La réponse par la formation en particulier n’est pas évidente et renvoie à la complexité du lien entre formation suivie et métier exercé [3]. Plusieurs dimensions de cette relation doivent en effet être prises en compte. Tout d’abord, tous les individus ne souhaitent pas systématiquement travailler dans les métiers auxquels ils ont été formés ; cela peut être lié aux conditions d’emploi et/ou de travail difficiles qu’offrent ces métiers, découler d’orientations scolaires plus subies que choisies, relever de choix personnels des jeunes ou d'autres motifs. Ensuite, certains des emplois observés sont des emplois peu qualifiés qui ne requièrent donc pas a priori de formation qualifiante spécifique. Dans cette logique, à titre d’exemple, seuls 33 % des jeunes ayant exercé comme ouvrier peu qualifié du BTP ont suivi une formation spécifique. Ces métiers, à l’instar de ceux de l’informatique, accueillent, acculturent et intègrent des jeunes qui n’y sont pas formés : la formation ne semble donc pas être la seule dimension en jeu. C’est plutôt la qualité des conditions d’emploi à l’embauche qui se révèle cruciale dans les métiers du BTP pour à la fois garder les jeunes non formés et capter ceux qui y ont été formés.

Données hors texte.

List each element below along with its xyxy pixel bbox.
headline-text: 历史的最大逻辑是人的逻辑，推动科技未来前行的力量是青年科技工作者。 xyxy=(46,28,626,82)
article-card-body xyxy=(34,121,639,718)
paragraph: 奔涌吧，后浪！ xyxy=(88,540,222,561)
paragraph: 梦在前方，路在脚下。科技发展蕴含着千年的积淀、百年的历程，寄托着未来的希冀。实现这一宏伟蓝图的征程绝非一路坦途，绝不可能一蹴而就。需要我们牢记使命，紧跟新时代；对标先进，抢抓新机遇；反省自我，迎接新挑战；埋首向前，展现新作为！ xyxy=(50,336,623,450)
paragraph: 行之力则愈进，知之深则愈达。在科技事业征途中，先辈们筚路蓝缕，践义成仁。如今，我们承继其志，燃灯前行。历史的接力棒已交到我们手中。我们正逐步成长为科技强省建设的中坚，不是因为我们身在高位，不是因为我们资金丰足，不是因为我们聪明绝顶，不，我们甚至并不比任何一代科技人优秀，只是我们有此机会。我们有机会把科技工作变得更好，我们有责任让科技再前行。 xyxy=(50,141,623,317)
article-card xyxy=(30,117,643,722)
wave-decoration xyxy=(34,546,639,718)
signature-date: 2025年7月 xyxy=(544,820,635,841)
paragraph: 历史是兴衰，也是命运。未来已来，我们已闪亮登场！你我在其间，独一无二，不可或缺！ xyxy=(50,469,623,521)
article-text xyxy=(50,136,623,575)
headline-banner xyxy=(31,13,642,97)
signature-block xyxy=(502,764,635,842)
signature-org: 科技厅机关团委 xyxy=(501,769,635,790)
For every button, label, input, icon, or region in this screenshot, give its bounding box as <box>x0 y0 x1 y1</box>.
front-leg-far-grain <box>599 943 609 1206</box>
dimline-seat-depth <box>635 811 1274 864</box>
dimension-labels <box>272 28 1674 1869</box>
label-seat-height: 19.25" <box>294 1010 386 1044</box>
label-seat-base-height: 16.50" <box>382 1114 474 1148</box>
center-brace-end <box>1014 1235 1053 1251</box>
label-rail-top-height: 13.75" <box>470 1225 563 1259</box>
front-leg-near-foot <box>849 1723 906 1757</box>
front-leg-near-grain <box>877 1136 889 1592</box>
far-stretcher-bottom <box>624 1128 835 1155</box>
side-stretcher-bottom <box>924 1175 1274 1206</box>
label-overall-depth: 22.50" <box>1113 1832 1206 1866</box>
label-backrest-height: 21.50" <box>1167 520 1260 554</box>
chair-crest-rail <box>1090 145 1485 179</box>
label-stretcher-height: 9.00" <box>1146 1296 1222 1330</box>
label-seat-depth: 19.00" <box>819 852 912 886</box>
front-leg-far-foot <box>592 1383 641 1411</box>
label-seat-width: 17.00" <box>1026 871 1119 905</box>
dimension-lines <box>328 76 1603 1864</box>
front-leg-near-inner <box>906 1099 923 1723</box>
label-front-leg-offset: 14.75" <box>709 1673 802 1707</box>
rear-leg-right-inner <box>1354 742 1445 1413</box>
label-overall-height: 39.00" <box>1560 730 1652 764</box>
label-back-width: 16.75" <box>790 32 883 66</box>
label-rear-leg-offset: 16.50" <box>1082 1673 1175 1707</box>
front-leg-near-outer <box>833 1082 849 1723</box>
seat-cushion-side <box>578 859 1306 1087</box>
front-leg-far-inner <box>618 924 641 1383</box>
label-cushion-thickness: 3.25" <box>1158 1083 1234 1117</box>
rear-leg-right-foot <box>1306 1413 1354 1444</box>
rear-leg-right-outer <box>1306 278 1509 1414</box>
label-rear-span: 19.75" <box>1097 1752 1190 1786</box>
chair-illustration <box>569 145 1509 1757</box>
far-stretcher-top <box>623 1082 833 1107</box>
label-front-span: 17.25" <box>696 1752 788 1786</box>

La question de l’insuffisance ou non du volume de jeunes formés est donc complexe à trancher. Ainsi, dans l’HRA, le nombre de formés est largement moins élevé que le nombre de jeunes ayant exercé un de ces métiers, traduisant la fonction d’accueil de débutants que jouent ces métiers depuis longtemps. En tant que tels, on peut faire l’hypothèse que c’est avant tout la faiblesse des coûts de la main-d’œuvre qui importe. Pour autant, la problématique de la formation n’est pas absente ; une partie des jeunes formés à ces métiers ont vocation à s’y inscrire durablement au sein d’établissements prêts à mettre en place une relation pérenne, faisant de la formation initiale un enjeu, comme dans le cas emblématique des métiers de bouche. De son côté, l’observation des métiers de l’informatique révèle que, dans ce domaine professionnel en forte demande de main-d’œuvre qualifiée, l’obtention du diplôme est aussi un enjeu, puisque les jeunes ayant échoué à valider leur diplôme en informatique n’accèdent pas à ces métiers, l’essentiel des recrutements privilégiant les diplômés, qu’ils soient formés ou non aux métiers.
Au total, il ressort de l’analyse de ces trois cas d’espèce que pour pouvoir préconiser des réponses aux métiers en tension en termes de formation initiale, celle-ci doit être mise en regard des parcours professionnels des jeunes, d’une part, et des conditions de recrutement par les entreprises, de l’autre.